Environment
import bs4
bs4.__version__
---
4.10.0'
import sys
print(sys.version)
---
3.8.10 (default, Nov 26 2021, 20:14:08)
[GCC 9.3.0]
BS4/XML Parser on XML with namespace definition
from bs4 import BeautifulSoup
xbrl_with_namespace = """
<?xml version="1.0" encoding="UTF-8"?>
<xbrl
xmlns:dei="http://xbrl.sec.gov/dei/2020-01-31"
>
<dei:EntityRegistrantName>
Hoge, Inc.
</dei:EntityRegistrantName>
</xbrl>
"""
soup = BeautifulSoup(xbrl_with_namespace, 'xml')
registrant = soup.find("dei:EntityRegistrantName")
print(registrant.prettify())
---
<dei:EntityRegistrantName>
Hoge, Inc.
</dei:EntityRegistrantName>
BS4/XML Parser on XML without namespace definition
xbrl_without_namespace = """
<?xml version="1.0" encoding="UTF-8"?>
<dei:EntityRegistrantName>
Hoge, Inc.
</dei:EntityRegistrantName>
</xbrl>
"""
soup = BeautifulSoup(xbrl_without_namespace, 'xml')
registrant = soup.find("dei:EntityRegistrantName")
print(registrant)
---
None
BS4/HTML Parser on XML without namespace definition
BS4/HTML parser regards <namespace>:<tag>
as a single tag, besides it lower the letters.
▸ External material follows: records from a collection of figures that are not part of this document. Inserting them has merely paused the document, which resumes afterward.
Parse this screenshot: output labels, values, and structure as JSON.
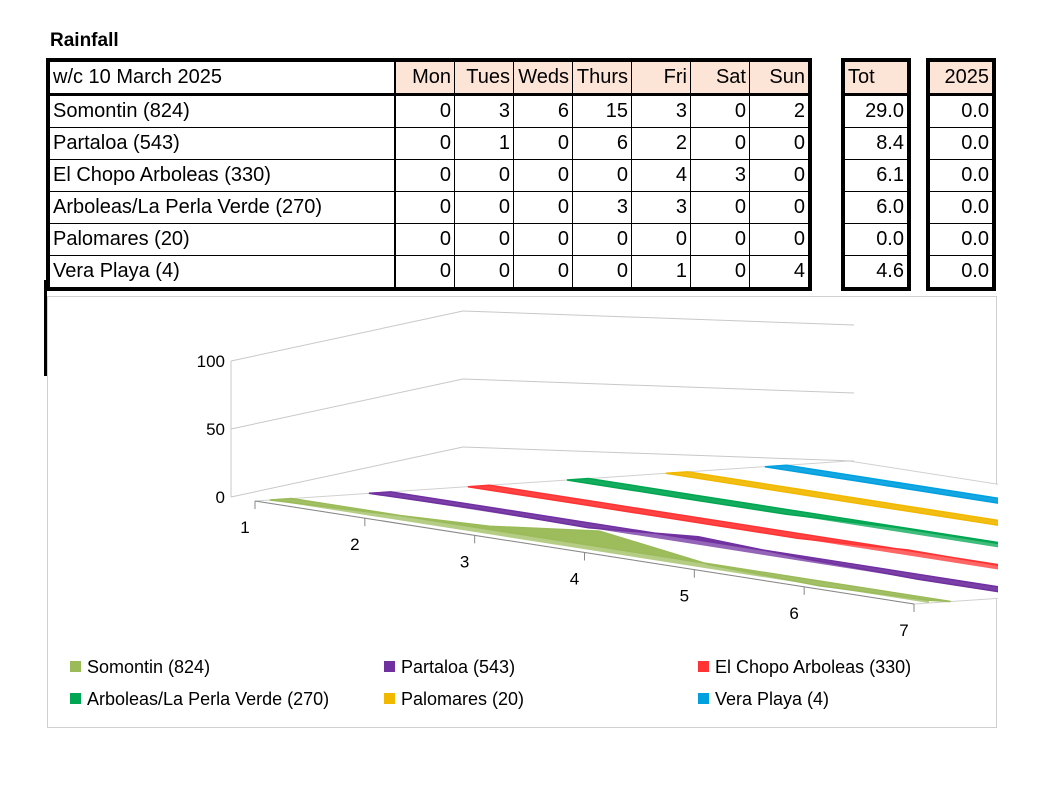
{
  "title": "Rainfall",
  "table": {
    "header_label": "w/c 10 March  2025",
    "days": [
      "Mon",
      "Tues",
      "Weds",
      "Thurs",
      "Fri",
      "Sat",
      "Sun"
    ],
    "tot_header": "Tot",
    "year_header": "2025",
    "rows": [
      {
        "name": "Somontin (824)",
        "values": [
          "0",
          "3",
          "6",
          "15",
          "3",
          "0",
          "2"
        ],
        "tot": "29.0",
        "year": "0.0"
      },
      {
        "name": "Partaloa (543)",
        "values": [
          "0",
          "1",
          "0",
          "6",
          "2",
          "0",
          "0"
        ],
        "tot": "8.4",
        "year": "0.0"
      },
      {
        "name": "El Chopo Arboleas (330)",
        "values": [
          "0",
          "0",
          "0",
          "0",
          "4",
          "3",
          "0"
        ],
        "tot": "6.1",
        "year": "0.0"
      },
      {
        "name": "Arboleas/La Perla Verde (270)",
        "values": [
          "0",
          "0",
          "0",
          "3",
          "3",
          "0",
          "0"
        ],
        "tot": "6.0",
        "year": "0.0"
      },
      {
        "name": "Palomares (20)",
        "values": [
          "0",
          "0",
          "0",
          "0",
          "0",
          "0",
          "0"
        ],
        "tot": "0.0",
        "year": "0.0"
      },
      {
        "name": "Vera Playa (4)",
        "values": [
          "0",
          "0",
          "0",
          "0",
          "1",
          "0",
          "4"
        ],
        "tot": "4.6",
        "year": "0.0"
      }
    ]
  },
  "chart_data": {
    "type": "area",
    "three_d": true,
    "x": [
      1,
      2,
      3,
      4,
      5,
      6,
      7
    ],
    "y_ticks": [
      0,
      50,
      100
    ],
    "ylim": [
      0,
      100
    ],
    "series": [
      {
        "name": "Somontin (824)",
        "values": [
          0,
          3,
          6,
          15,
          3,
          0,
          2
        ],
        "color": "#9bbb59"
      },
      {
        "name": "Partaloa (543)",
        "values": [
          0,
          1,
          0,
          6,
          2,
          0,
          0
        ],
        "color": "#7030a0"
      },
      {
        "name": "El Chopo Arboleas (330)",
        "values": [
          0,
          0,
          0,
          0,
          4,
          3,
          0
        ],
        "color": "#ff3333"
      },
      {
        "name": "Arboleas/La Perla Verde (270)",
        "values": [
          0,
          0,
          0,
          3,
          3,
          0,
          0
        ],
        "color": "#00a651"
      },
      {
        "name": "Palomares (20)",
        "values": [
          0,
          0,
          0,
          0,
          0,
          0,
          0
        ],
        "color": "#f2b800"
      },
      {
        "name": "Vera Playa (4)",
        "values": [
          0,
          0,
          0,
          0,
          1,
          0,
          4
        ],
        "color": "#00a0e0"
      }
    ],
    "legend_position": "bottom"
  }
}
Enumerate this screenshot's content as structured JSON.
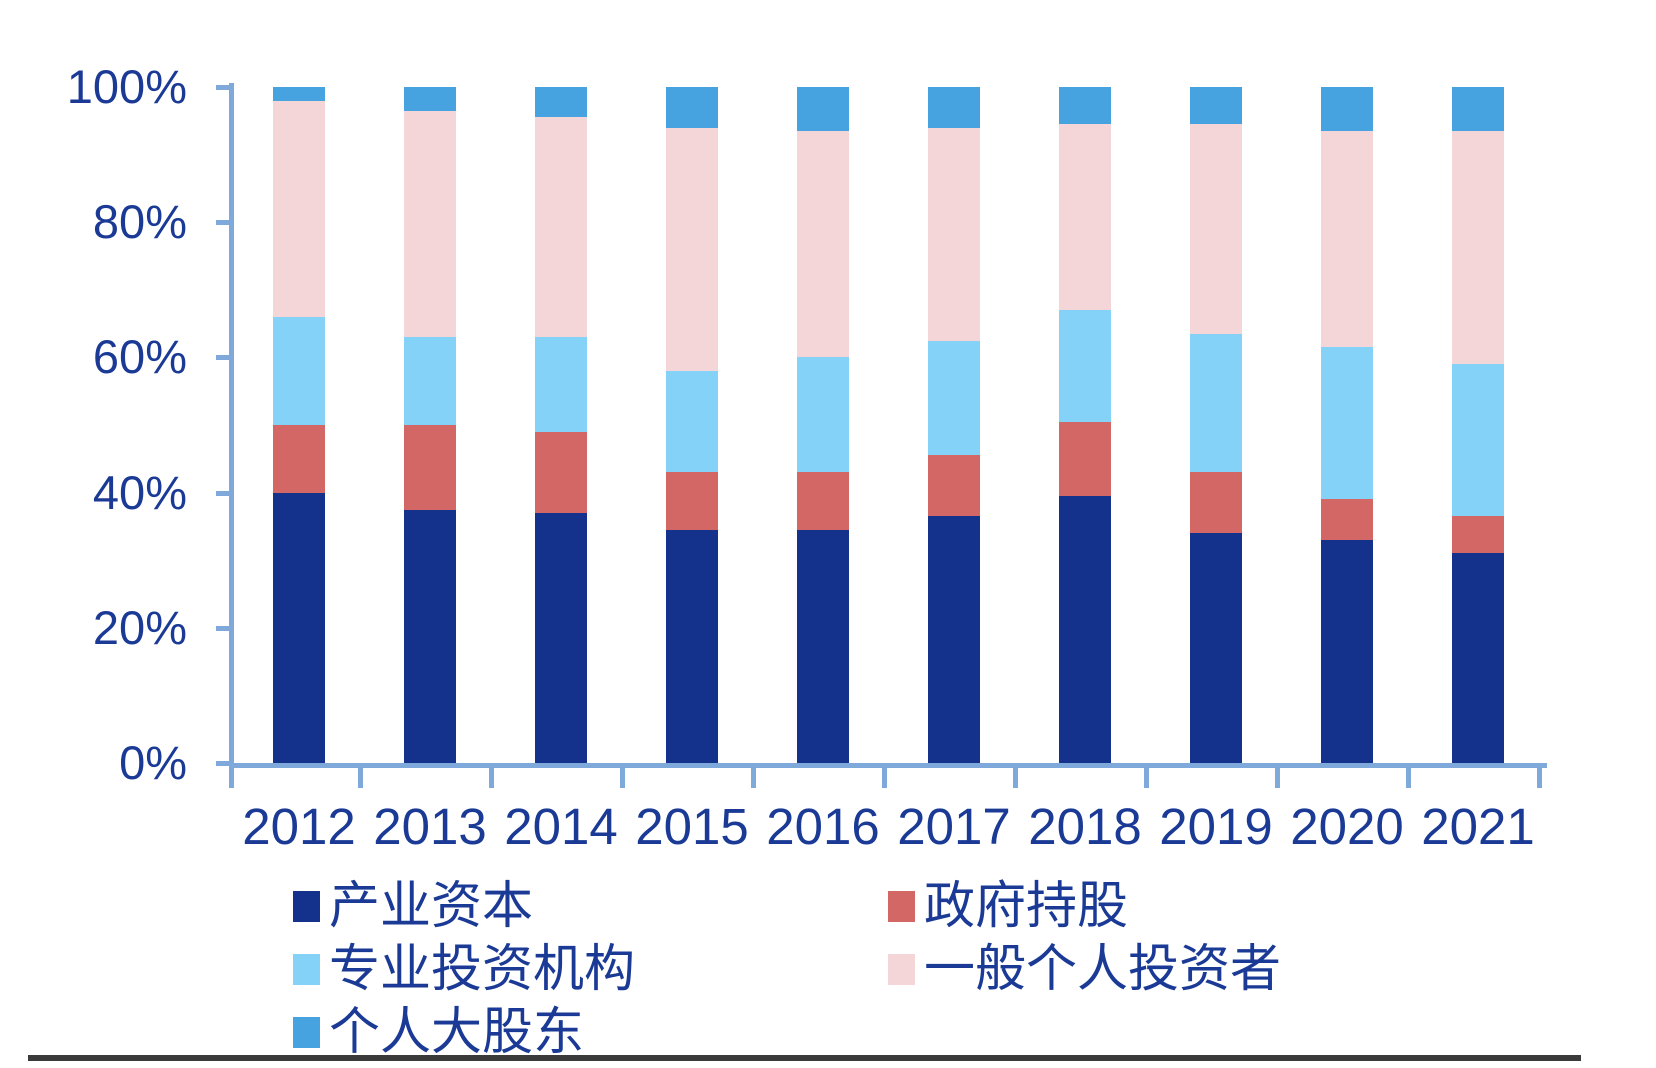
{
  "chart_data": {
    "type": "bar",
    "stacked": true,
    "stack_unit": "percent",
    "title": "",
    "xlabel": "",
    "ylabel": "",
    "categories": [
      "2012",
      "2013",
      "2014",
      "2015",
      "2016",
      "2017",
      "2018",
      "2019",
      "2020",
      "2021"
    ],
    "series": [
      {
        "name": "产业资本",
        "color": "#14318C",
        "values": [
          40,
          37.5,
          37,
          34.5,
          34.5,
          36.5,
          39.5,
          34,
          33,
          31
        ]
      },
      {
        "name": "政府持股",
        "color": "#D26765",
        "values": [
          10,
          12.5,
          12,
          8.5,
          8.5,
          9,
          11,
          9,
          6,
          5.5
        ]
      },
      {
        "name": "专业投资机构",
        "color": "#84D2F7",
        "values": [
          16,
          13,
          14,
          15,
          17,
          17,
          16.5,
          20.5,
          22.5,
          22.5
        ]
      },
      {
        "name": "一般个人投资者",
        "color": "#F4D6D8",
        "values": [
          32,
          33.5,
          32.5,
          36,
          33.5,
          31.5,
          27.5,
          31,
          32,
          34.5
        ]
      },
      {
        "name": "个人大股东",
        "color": "#47A3E0",
        "values": [
          2,
          3.5,
          4.5,
          6,
          6.5,
          6,
          5.5,
          5.5,
          6.5,
          6.5
        ]
      }
    ],
    "y_axis": {
      "min": 0,
      "max": 100,
      "tick_labels": [
        "0%",
        "20%",
        "40%",
        "60%",
        "80%",
        "100%"
      ],
      "grid": false
    },
    "legend": {
      "position": "bottom",
      "columns": 2
    }
  },
  "colors": {
    "axis": "#7FA8DB",
    "text": "#1A3A96",
    "divider": "#3A3A3A",
    "background": "#FFFFFF"
  }
}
soup = BeautifulSoup(xbrl_without_namespace, 'html.parser')
registrant = soup.find("dei:EntityRegistrantName".lower())
print(registrant)
---
<dei:entityregistrantname>
Hoge, Inc.
</dei:entityregistrantname>
Does not match with capital letters as they have been converted into lower letters.
registrant = soup.find("dei:EntityRegistrantName")
print(registrant)
---
None
Conclusion
- Provide the namespace definitions to use namespaces with XML parser, OR
- Use HTML parser and handle with all small letters.